Par acte de commissaire de justice du 11 juin 2025, la bailleresse a fait délivrer au locataire un commandement de payer la somme principale de 1910,48 euros au titre de l’arriéré locatif dans un délai de six semaines, en visant une clause résolutoire.
La commission de coordination des actions prévention des expulsions locatives a été informée de la situation de M. [S] [O] le 12 juin 2025.
Par assignation du 30 octobre 2025, la société PLURIAL NOVILIA a ensuite saisi le juge des contentieux de la protection du tribunal judiciaire de Reims pour faire constater l’acquisition de la clause résolutoire, être autorisée à faire procéder à l’expulsion de M. [S] [O] et obtenir sa condamnation au paiement des sommes suivantes :
une indemnité mensuelle d’occupation d’un montant égal à celui du loyer et des charges, à compter de la résiliation du bail et jusqu’à libération des lieux,
1021,58 euros au titre de l’arriéré locatif arrêté au None,
500 euros sur le fondement de l’article 700 du code de procédure civile, outre les entiers dépens.
L’assignation a été notifiée au représentant de l’État dans le département le 31 octobre 2025, mais aucun diagnostic social et financier n’est parvenu au greffe avant l’audience.
Prétentions et moyens des parties
À l’audience du 2 février 2026, la société PLURIAL NOVILIA sollicite le bénéfice de son acte introductif d’instance.
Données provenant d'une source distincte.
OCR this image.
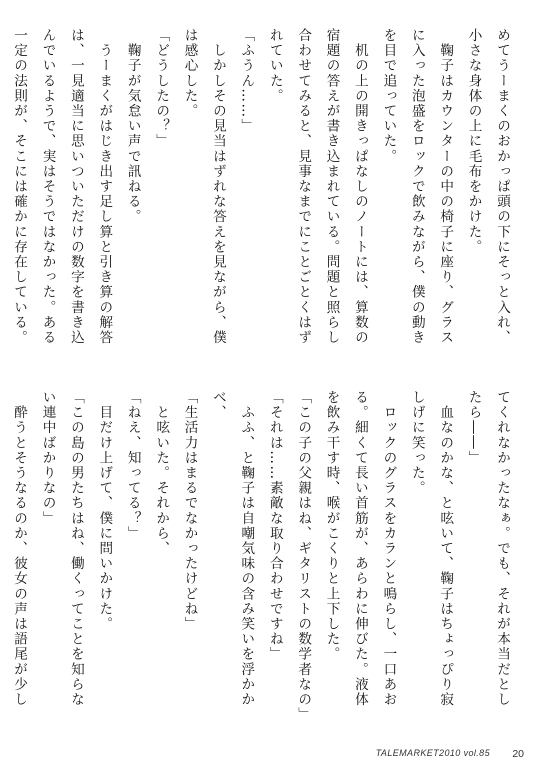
めてうーまくのおかっぱ頭の下にそっと入れ、

小さな身体の上に毛布をかけた。

　鞠子はカウンターの中の椅子に座り、グラス

に入った泡盛をロックで飲みながら、僕の動き

を目で追っていた。

　机の上の開きっぱなしのノートには、算数の

宿題の答えが書き込まれている。問題と照らし

合わせてみると、見事なまでにことごとくはず

れていた。

「ふうん……」

　しかしその見当はずれな答えを見ながら、僕

は感心した。

「どうしたの？」

　鞠子が気怠い声で訊ねる。

　うーまくがはじき出す足し算と引き算の解答

は、一見適当に思いついただけの数字を書き込

んでいるようで、実はそうではなかった。ある

一定の法則が、そこには確かに存在している。

てくれなかったなぁ。でも、それが本当だとし

たら――」

　血なのかな、と呟いて、鞠子はちょっぴり寂

しげに笑った。

　ロックのグラスをカランと鳴らし、一口あお

る。細くて長い首筋が、あらわに伸びた。液体

を飲み干す時、喉がこくりと上下した。

「この子の父親はね、ギタリストの数学者なの」

「それは……素敵な取り合わせですね」

　ふふ、と鞠子は自嘲気味の含み笑いを浮かか

べ、

「生活力はまるでなかったけどね」

　と呟いた。それから、

「ねえ、知ってる？」

　目だけ上げて、僕に問いかけた。

「この島の男たちはね、働くってことを知らな

い連中ばかりなの」

　酔うとそうなるのか、彼女の声は語尾が少し

TALEMARKET2010 vol.85 20
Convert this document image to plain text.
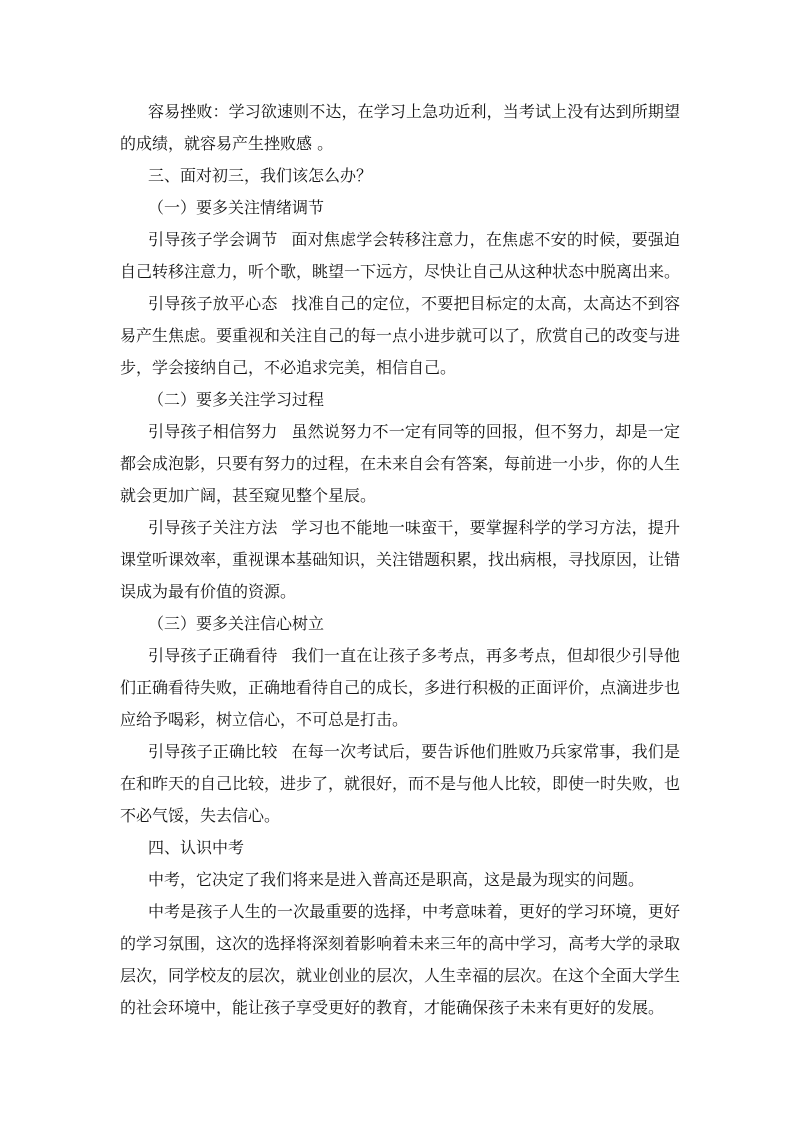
容易挫败：学习欲速则不达，在学习上急功近利，当考试上没有达到所期望的成绩，就容易产生挫败感 。

三、面对初三，我们该怎么办？

（一）要多关注情绪调节

引导孩子学会调节 面对焦虑学会转移注意力，在焦虑不安的时候，要强迫自己转移注意力，听个歌，眺望一下远方，尽快让自己从这种状态中脱离出来。

引导孩子放平心态 找准自己的定位，不要把目标定的太高，太高达不到容易产生焦虑。要重视和关注自己的每一点小进步就可以了，欣赏自己的改变与进步，学会接纳自己，不必追求完美，相信自己。

（二）要多关注学习过程

引导孩子相信努力 虽然说努力不一定有同等的回报，但不努力，却是一定都会成泡影，只要有努力的过程，在未来自会有答案，每前进一小步，你的人生就会更加广阔，甚至窥见整个星辰。

引导孩子关注方法 学习也不能地一味蛮干，要掌握科学的学习方法，提升课堂听课效率，重视课本基础知识，关注错题积累，找出病根，寻找原因，让错误成为最有价值的资源。

（三）要多关注信心树立

引导孩子正确看待 我们一直在让孩子多考点，再多考点，但却很少引导他们正确看待失败，正确地看待自己的成长，多进行积极的正面评价，点滴进步也应给予喝彩，树立信心，不可总是打击。

引导孩子正确比较 在每一次考试后，要告诉他们胜败乃兵家常事，我们是在和昨天的自己比较，进步了，就很好，而不是与他人比较，即使一时失败，也不必气馁，失去信心。

四、认识中考

中考，它决定了我们将来是进入普高还是职高，这是最为现实的问题。

中考是孩子人生的一次最重要的选择，中考意味着，更好的学习环境，更好的学习氛围，这次的选择将深刻着影响着未来三年的高中学习，高考大学的录取层次，同学校友的层次，就业创业的层次，人生幸福的层次。在这个全面大学生的社会环境中，能让孩子享受更好的教育，才能确保孩子未来有更好的发展。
Elle déclare, par ailleurs, accepter le plan d’apurement de cette dette proposé par le défendeur. La société PLURIAL NOVILIA considère enfin qu’il y a bien eu une reprise du paiement intégral du loyer courant avant l’audience, au sens de l’article 24 de la loi du 6 juillet 1989.
M. [S] [O] reconnaît en effet le montant de la dette locative et demande à pouvoir se maintenir dans les lieux moyennant le versement d’une mensualité d’apurement de 10 euros, en plus du loyer courant.
Les parties sollicitent la suspension des effets de la clause résolutoire pendant le cours des délais de paiement.
À l’issue des débats, la décision a été mise en délibéré jusqu’à ce jour, où elle a été mise à disposition des parties au greffe.
MOTIVATION
1. Sur la demande de constat de la résiliation du bail
1.1. Sur la recevabilité de la demande
La société PLURIAL NOVILIA justifie avoir notifié l’assignation au représentant de l’État dans le département plus de six semaines avant l’audience.
Elle justifie également avoir saisi la commission de coordination des actions prévention des expulsions locatives deux mois au moins avant la délivrance de l’assignation.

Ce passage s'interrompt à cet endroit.